Une curiosité différente, mais aussi avide que celle de Diane Montmaure lui fit demander :
— Quelle aventure ?
— Mes souvenirs sont confus comme un brouillard… On dirait qu’il y a longtemps… très longtemps…
Madame de Bréhannes fixait sur lui ses yeux verts et durs.

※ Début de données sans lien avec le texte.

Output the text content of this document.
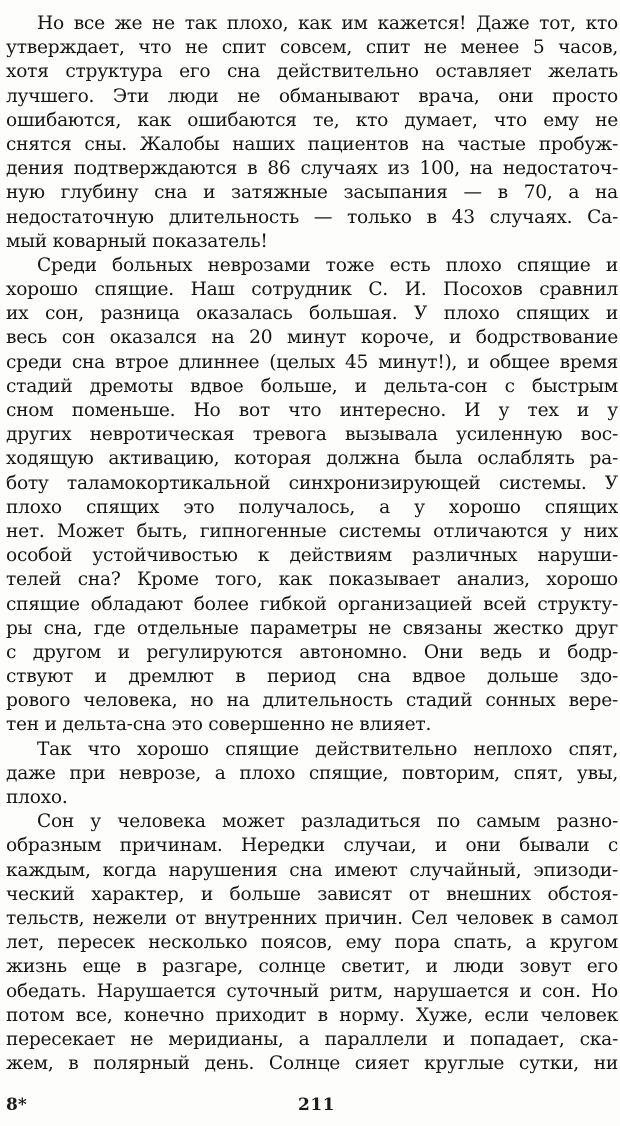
Но все же не так плохо, как им кажется! Даже тот, кто
утверждает, что не спит совсем, спит не менее 5 часов,
хотя структура его сна действительно оставляет желать
лучшего. Эти люди не обманывают врача, они просто
ошибаются, как ошибаются те, кто думает, что ему не
снятся сны. Жалобы наших пациентов на частые пробуж-
дения подтверждаются в 86 случаях из 100, на недостаточ-
ную глубину сна и затяжные засыпания — в 70, а на
недостаточную длительность — только в 43 случаях. Са-
мый коварный показатель!
Среди больных неврозами тоже есть плохо спящие и
хорошо спящие. Наш сотрудник С. И. Посохов сравнил
их сон, разница оказалась большая. У плохо спящих и
весь сон оказался на 20 минут короче, и бодрствование
среди сна втрое длиннее (целых 45 минут!), и общее время
стадий дремоты вдвое больше, и дельта-сон с быстрым
сном поменьше. Но вот что интересно. И у тех и у
других невротическая тревога вызывала усиленную вос-
ходящую активацию, которая должна была ослаблять ра-
боту таламокортикальной синхронизирующей системы. У
плохо спящих это получалось, а у хорошо спящих
нет. Может быть, гипногенные системы отличаются у них
особой устойчивостью к действиям различных наруши-
телей сна? Кроме того, как показывает анализ, хорошо
спящие обладают более гибкой организацией всей структу-
ры сна, где отдельные параметры не связаны жестко друг
с другом и регулируются автономно. Они ведь и бодр-
ствуют и дремлют в период сна вдвое дольше здо-
рового человека, но на длительность стадий сонных вере-
тен и дельта-сна это совершенно не влияет.
Так что хорошо спящие действительно неплохо спят,
даже при неврозе, а плохо спящие, повторим, спят, увы,
плохо.
Сон у человека может разладиться по самым разно-
образным причинам. Нередки случаи, и они бывали с
каждым, когда нарушения сна имеют случайный, эпизоди-
ческий характер, и больше зависят от внешних обстоя-
тельств, нежели от внутренних причин. Сел человек в самол
лет, пересек несколько поясов, ему пора спать, а кругом
жизнь еще в разгаре, солнце светит, и люди зовут его
обедать. Нарушается суточный ритм, нарушается и сон. Но
потом все, конечно приходит в норму. Хуже, если человек
пересекает не меридианы, а параллели и попадает, ска-
жем, в полярный день. Солнце сияет круглые сутки, ни
8*	211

— J’ai encore soif ! — dit-il.
Quand il eut bu, il demeura quelque temps rêveur, puis :
— Sommes-nous loin de la bataille ?
— À plus de trois cents kilomètres.
— Les Allemands continuent à reculer ?
— Oui.
— Quel miracle !
— C’est Dieu ! — affirma-t-elle.
Il ne répondit pas. Ses cils battirent. Une grande incertitude embrumait son regard.
Louise de Bréhannes ne put réprimer davantage sa curiosité :
— Vous avez un frère, je crois ?
— On m’a déjà demandé cela. Non, je n’ai pas de frère.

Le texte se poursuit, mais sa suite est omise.